Scotland is small. If you tore it off from England and dumped it in outback Australia, it would take the Federal Police, Interpol and a hoarde of alsatians ten years to ever track it down again. But this tiny country is crammed with mind-blowing beauty and contrast. We only had a week with The Mothership so we wanted to force-feed her as much of it as possible.
It's ridiculous after just one year how protective you feel about a place. Mum would make an innocent comment like, "It's raining" or "Why are all the buildings so grey" or "HOW much for a cup of coffee?" and we would snap and splutter defensively, like she was a playground bully picking on our baby brother. Even though we'd whinged about the very same things when we arrived last year.

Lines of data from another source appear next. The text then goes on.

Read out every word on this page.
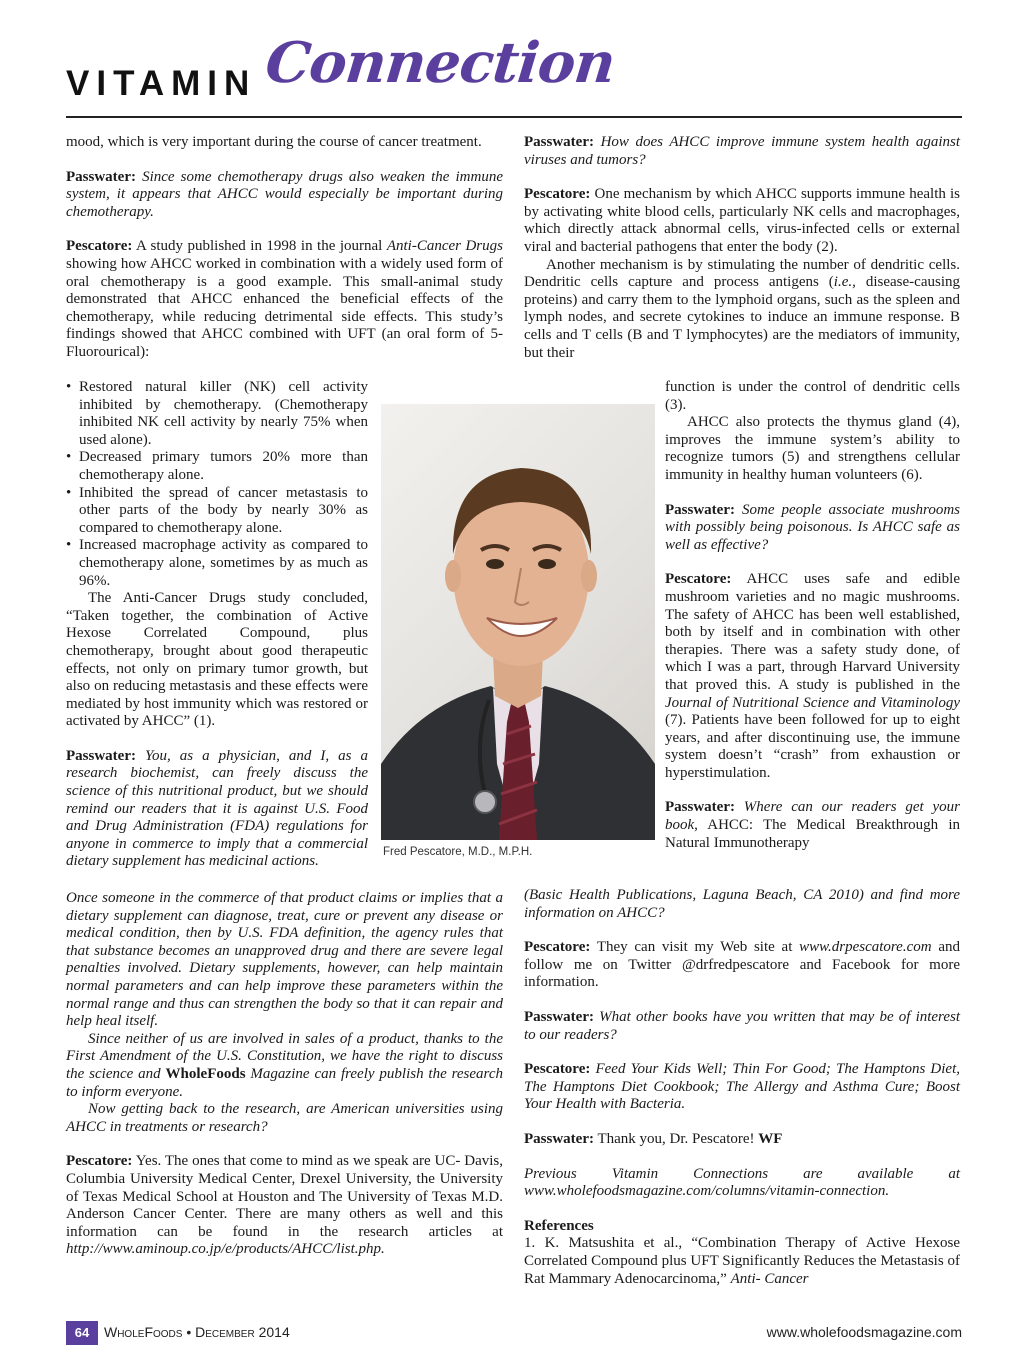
VITAMIN Connection

mood, which is very important during the course of cancer treatment.

Passwater: Since some chemotherapy drugs also weaken the immune system, it appears that AHCC would especially be important during chemotherapy.

Pescatore: A study published in 1998 in the journal Anti-Cancer Drugs showing how AHCC worked in combination with a widely used form of oral chemotherapy is a good example. This small-animal study demonstrated that AHCC enhanced the beneficial effects of the chemotherapy, while reducing detrimental side effects. This study’s findings showed that AHCC combined with UFT (an oral form of 5-Fluorourical):

• Restored natural killer (NK) cell activity inhibited by chemotherapy. (Chemotherapy inhibited NK cell activity by nearly 75% when used alone).
• Decreased primary tumors 20% more than chemotherapy alone.
• Inhibited the spread of cancer metastasis to other parts of the body by nearly 30% as compared to chemotherapy alone.
• Increased macrophage activity as compared to chemotherapy alone, sometimes by as much as 96%.

The Anti-Cancer Drugs study concluded, “Taken together, the combination of Active Hexose Correlated Compound, plus chemotherapy, brought about good therapeutic effects, not only on primary tumor growth, but also on reducing metastasis and these effects were mediated by host immunity which was restored or activated by AHCC” (1).

Passwater: You, as a physician, and I, as a research biochemist, can freely discuss the science of this nutritional product, but we should remind our readers that it is against U.S. Food and Drug Administration (FDA) regulations for anyone in commerce to imply that a commercial dietary supplement has medicinal actions.

Once someone in the commerce of that product claims or implies that a dietary supplement can diagnose, treat, cure or prevent any disease or medical condition, then by U.S. FDA definition, the agency rules that that substance becomes an unapproved drug and there are severe legal penalties involved. Dietary supplements, however, can help maintain normal parameters and can help improve these parameters within the normal range and thus can strengthen the body so that it can repair and help heal itself.

Since neither of us are involved in sales of a product, thanks to the First Amendment of the U.S. Constitution, we have the right to discuss the science and WholeFoods Magazine can freely publish the research to inform everyone.

Now getting back to the research, are American universities using AHCC in treatments or research?

Pescatore: Yes. The ones that come to mind as we speak are UC- Davis, Columbia University Medical Center, Drexel University, the University of Texas Medical School at Houston and The University of Texas M.D. Anderson Cancer Center. There are many others as well and this information can be found in the research articles at http://www.aminoup.co.jp/e/products/AHCC/list.php.

Fred Pescatore, M.D., M.P.H.

Passwater: How does AHCC improve immune system health against viruses and tumors?

Pescatore: One mechanism by which AHCC supports immune health is by activating white blood cells, particularly NK cells and macrophages, which directly attack abnormal cells, virus-infected cells or external viral and bacterial pathogens that enter the body (2).

Another mechanism is by stimulating the number of dendritic cells. Dendritic cells capture and process antigens (i.e., disease-causing proteins) and carry them to the lymphoid organs, such as the spleen and lymph nodes, and secrete cytokines to induce an immune response. B cells and T cells (B and T lymphocytes) are the mediators of immunity, but their

function is under the control of dendritic cells (3).

AHCC also protects the thymus gland (4), improves the immune system’s ability to recognize tumors (5) and strengthens cellular immunity in healthy human volunteers (6).

Passwater: Some people associate mushrooms with possibly being poisonous. Is AHCC safe as well as effective?

Pescatore: AHCC uses safe and edible mushroom varieties and no magic mushrooms. The safety of AHCC has been well established, both by itself and in combination with other therapies. There was a safety study done, of which I was a part, through Harvard University that proved this. A study is published in the Journal of Nutritional Science and Vitaminology (7). Patients have been followed for up to eight years, and after discontinuing use, the immune system doesn’t “crash” from exhaustion or hyperstimulation.

Passwater: Where can our readers get your book, AHCC: The Medical Breakthrough in Natural Immunotherapy

(Basic Health Publications, Laguna Beach, CA 2010) and find more information on AHCC?

Pescatore: They can visit my Web site at www.drpescatore.com and follow me on Twitter @drfredpescatore and Facebook for more information.

Passwater: What other books have you written that may be of interest to our readers?

Pescatore: Feed Your Kids Well; Thin For Good; The Hamptons Diet, The Hamptons Diet Cookbook; The Allergy and Asthma Cure; Boost Your Health with Bacteria.

Passwater: Thank you, Dr. Pescatore! WF

Previous Vitamin Connections are available at www.wholefoodsmagazine.com/columns/vitamin-connection.

References

1. K. Matsushita et al., “Combination Therapy of Active Hexose Correlated Compound plus UFT Significantly Reduces the Metastasis of Rat Mammary Adenocarcinoma,” Anti- Cancer

64	WholeFoods • December 2014	www.wholefoodsmagazine.com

It also felt like Scotland was our new boyfriend and parental approval was pending. We desperately wanted her to be impressed. The first Saturday we stopped briefly in South Queensferry beneath the Forth Bridges. Rhi and I loathe how every tourist bus stops at the stupid bridges, but now we wanted Mum to love them.
"The orange one is the rail bridge. It's the greatest feat of Victorian engineering. Built in 1890. Look at it. LOOK AT IT!"

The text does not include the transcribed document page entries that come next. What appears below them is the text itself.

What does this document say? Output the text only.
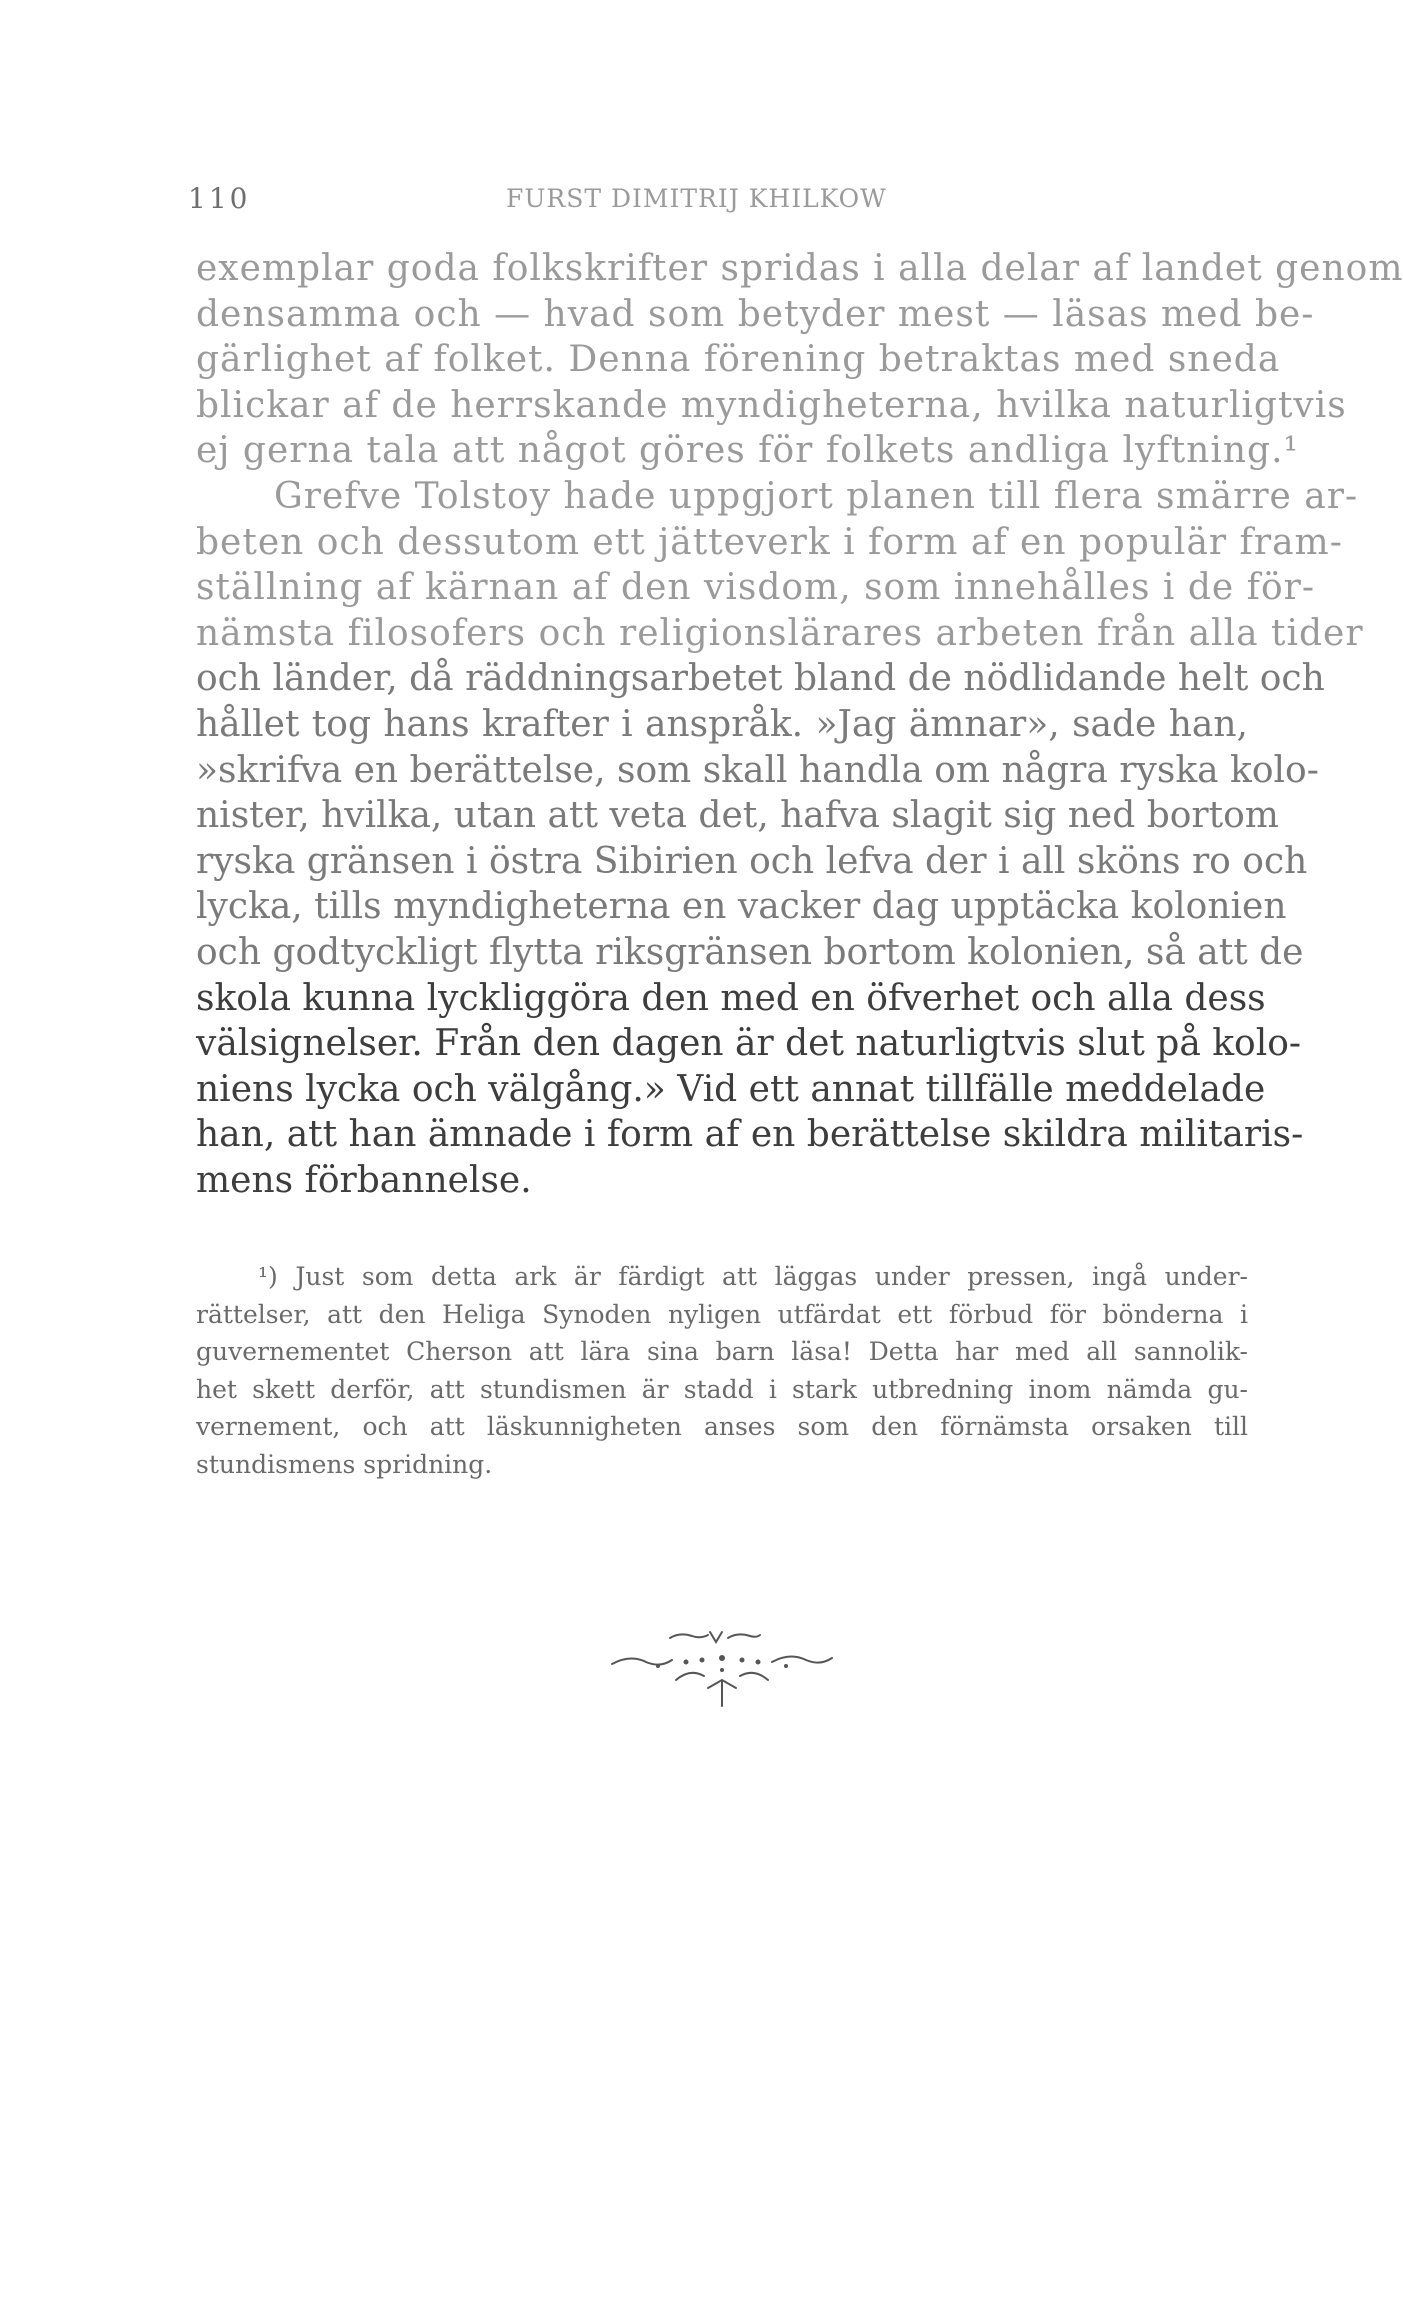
110	FURST DIMITRIJ KHILKOW
exemplar goda folkskrifter spridas i alla delar af landet genom
densamma och — hvad som betyder mest — läsas med be-
gärlighet af folket. Denna förening betraktas med sneda
blickar af de herrskande myndigheterna, hvilka naturligtvis
ej gerna tala att något göres för folkets andliga lyftning.¹
Grefve Tolstoy hade uppgjort planen till flera smärre ar-
beten och dessutom ett jätteverk i form af en populär fram-
ställning af kärnan af den visdom, som innehålles i de för-
nämsta filosofers och religionslärares arbeten från alla tider
och länder, då räddningsarbetet bland de nödlidande helt och
hållet tog hans krafter i anspråk. »Jag ämnar», sade han,
»skrifva en berättelse, som skall handla om några ryska kolo-
nister, hvilka, utan att veta det, hafva slagit sig ned bortom
ryska gränsen i östra Sibirien och lefva der i all sköns ro och
lycka, tills myndigheterna en vacker dag upptäcka kolonien
och godtyckligt flytta riksgränsen bortom kolonien, så att de
skola kunna lyckliggöra den med en öfverhet och alla dess
välsignelser. Från den dagen är det naturligtvis slut på kolo-
niens lycka och välgång.» Vid ett annat tillfälle meddelade
han, att han ämnade i form af en berättelse skildra militaris-
mens förbannelse.
¹) Just som detta ark är färdigt att läggas under pressen, ingå under-
rättelser, att den Heliga Synoden nyligen utfärdat ett förbud för bönderna i
guvernementet Cherson att lära sina barn läsa! Detta har med all sannolik-
het skett derför, att stundismen är stadd i stark utbredning inom nämda gu-
vernement, och att läskunnigheten anses som den förnämsta orsaken till
stundismens spridning.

"Aren't you going to take another photo?"
This continued as we trundled around the gentle greenness of Perthshire. Look at the cows. Look at the castle. Are you looking? And again as we wound our way through the Highlands. Look at that Loch. Get a load of that Glen.

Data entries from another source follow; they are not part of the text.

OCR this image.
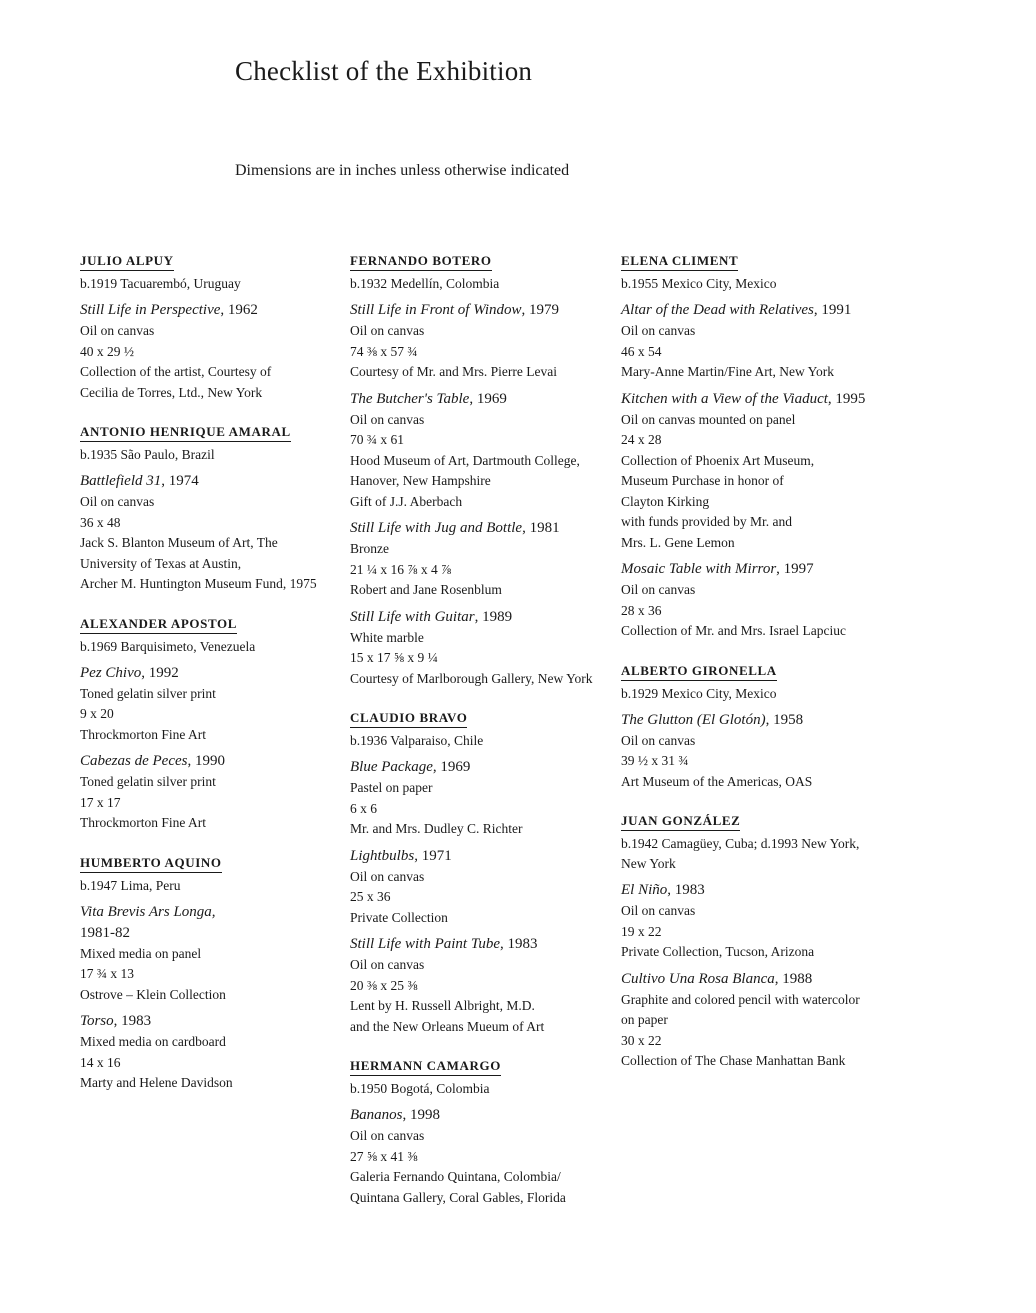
Checklist of the Exhibition

Dimensions are in inches unless otherwise indicated

JULIO ALPUY

b.1919 Tacuarembó, Uruguay
Still Life in Perspective, 1962
Oil on canvas
40 x 29 ½
Collection of the artist, Courtesy of
Cecilia de Torres, Ltd., New York
ANTONIO HENRIQUE AMARAL

b.1935 São Paulo, Brazil
Battlefield 31, 1974
Oil on canvas
36 x 48
Jack S. Blanton Museum of Art, The
University of Texas at Austin,
Archer M. Huntington Museum Fund, 1975
ALEXANDER APOSTOL

b.1969 Barquisimeto, Venezuela
Pez Chivo, 1992
Toned gelatin silver print
9 x 20
Throckmorton Fine Art
Cabezas de Peces, 1990
Toned gelatin silver print
17 x 17
Throckmorton Fine Art
HUMBERTO AQUINO

b.1947 Lima, Peru
Vita Brevis Ars Longa,
1981-82
Mixed media on panel
17 ¾ x 13
Ostrove – Klein Collection
Torso, 1983
Mixed media on cardboard
14 x 16
Marty and Helene Davidson
FERNANDO BOTERO

b.1932 Medellín, Colombia
Still Life in Front of Window, 1979
Oil on canvas
74 ⅜ x 57 ¾
Courtesy of Mr. and Mrs. Pierre Levai
The Butcher's Table, 1969
Oil on canvas
70 ¾ x 61
Hood Museum of Art, Dartmouth College,
Hanover, New Hampshire
Gift of J.J. Aberbach
Still Life with Jug and Bottle, 1981
Bronze
21 ¼ x 16 ⅞ x 4 ⅞
Robert and Jane Rosenblum
Still Life with Guitar, 1989
White marble
15 x 17 ⅝ x 9 ¼
Courtesy of Marlborough Gallery, New York
CLAUDIO BRAVO

b.1936 Valparaiso, Chile
Blue Package, 1969
Pastel on paper
6 x 6
Mr. and Mrs. Dudley C. Richter
Lightbulbs, 1971
Oil on canvas
25 x 36
Private Collection
Still Life with Paint Tube, 1983
Oil on canvas
20 ⅜ x 25 ⅜
Lent by H. Russell Albright, M.D.
and the New Orleans Mueum of Art
HERMANN CAMARGO

b.1950 Bogotá, Colombia
Bananos, 1998
Oil on canvas
27 ⅝ x 41 ⅜
Galeria Fernando Quintana, Colombia/
Quintana Gallery, Coral Gables, Florida
ELENA CLIMENT

b.1955 Mexico City, Mexico
Altar of the Dead with Relatives, 1991
Oil on canvas
46 x 54
Mary-Anne Martin/Fine Art, New York
Kitchen with a View of the Viaduct, 1995
Oil on canvas mounted on panel
24 x 28
Collection of Phoenix Art Museum,
Museum Purchase in honor of
Clayton Kirking
with funds provided by Mr. and
Mrs. L. Gene Lemon
Mosaic Table with Mirror, 1997
Oil on canvas
28 x 36
Collection of Mr. and Mrs. Israel Lapciuc
ALBERTO GIRONELLA

b.1929 Mexico City, Mexico
The Glutton (El Glotón), 1958
Oil on canvas
39 ½ x 31 ¾
Art Museum of the Americas, OAS
JUAN GONZÁLEZ

b.1942 Camagüey, Cuba; d.1993 New York,
New York
El Niño, 1983
Oil on canvas
19 x 22
Private Collection, Tucson, Arizona
Cultivo Una Rosa Blanca, 1988
Graphite and colored pencil with watercolor
on paper
30 x 22
Collection of The Chase Manhattan Bank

We were exhausted as we headed for the Isle of Skye and let the scenery speak for itself. The peaks of Glen Shiel loomed over and made me feel deliciously small and insignificant. Our rented car had felt quite big and fancy back on the streets of Edinburgh, but now it was just a silly little box of metal sitting on top of a silly little road that made barely made a scratch on the landscape.
Skye itself was shrouded with thunderclouds which made for a brilliant contrast against the aqua water. We passed the Cuillins, all black and menacing and streaked with snow.
"It's the Cuillins, Ma," I announced, with such ridiculous pride you'd think I'd given birth to them myself. "Don't you think they're beautiful? Huh huh?"
A few days later we wound up on the Isle of Mull, as scenic as Skye but more raw and rugged. The weather got progressively worse as we drove across to Fionnphort, the car wobbling over the single track road. But all I could do was gawk out the window and feel that incredible buzz that comes from seeing something so new, coupled with a slight panic that you won't get to see it all before you get deported.
The wind ripped the car doors open as we pulled up at the ferry port. My arm sprang out like a Hitler salute as I pointed across the water to the Isle of Iona.